И все-таки Титус находил в нем подобие успокоения, и пока разум его рыдал, тело продолжало раскачиваться.
Ноющее желание сию же минуту вновь оказаться там, где он вырос, не отпускало его. Те, кто оставил родные места, не знают покоя. Это скитальцы, измученные тоской по дому и не покоряющиеся никому. Сама любовь бессильна их исцелить, с каждым их шагом тлен и прах возносятся облаком в воздух, разносятся сквозняками по коридорам, оседают на клейменых карнизах – каждый вдох наполняется прошлым, и легкие несчастных чернеют, как у шахтеров, забиваясь крупицами прежней жизни.
Что бы ни ели они, что бы ни пили – ничто не схоже с хлебом их дома, зерном их долин. И с вином родных виноградников. Все это – чуждое пойло.
Так он раскачивался взад и вперед в колыбели горя, а в камере все темнело, и в какой-то из часов ночи Титус заснул.
Глава тридцать пятая
Что это было? Титус резко сел, огляделся. Очень холодно, но разбудил его не холод. Некий звук. Теперь Титус отчетливо слышал его. Источник звука находился от него в нескольких футах. Что-то вроде постукивания, но не из-за стены. Из-под койки.

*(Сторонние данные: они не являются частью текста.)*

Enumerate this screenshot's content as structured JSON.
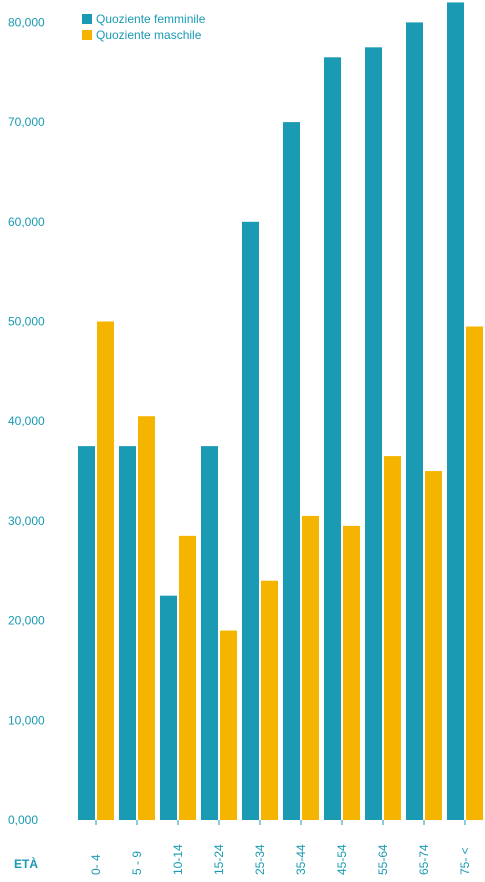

Вот оно прервалось ненадолго и опять возобновилось; в нем словно содержалось какое-то сообщение, ритмический рисунок, нечто звучавшее, как вопрос: «Тук-тук… Тук-тук-тук. Ты… тут?.. Ты-то… тут?..»
Этот стук, сколь зловещим ни казался он, по крайней мере отвлек разум Титуса от давившей его тоски по дому.
Тихо соскользнув с тощей постели, Титус постоял у нее с гулко бьющимся сердцем, потом приподнял кровать и переставил в середку камеры.
Вспомнив о свечах, он ощупью отыскал одну, засветил ее, на цыпочках вернулся в тот угол, где прежде стояла кровать, и подвигал свечой взад-вперед, освещая каменные плиты пола. Пока он все это проделывал, стук возобновился.
– Ты… тут?.. – казалось, твердил он. – Ты-то… тут?..
Титус опустился на колени и поднес свечу к плите, из-под которой вроде бы доносился стук, пытаясь осветить ее всю.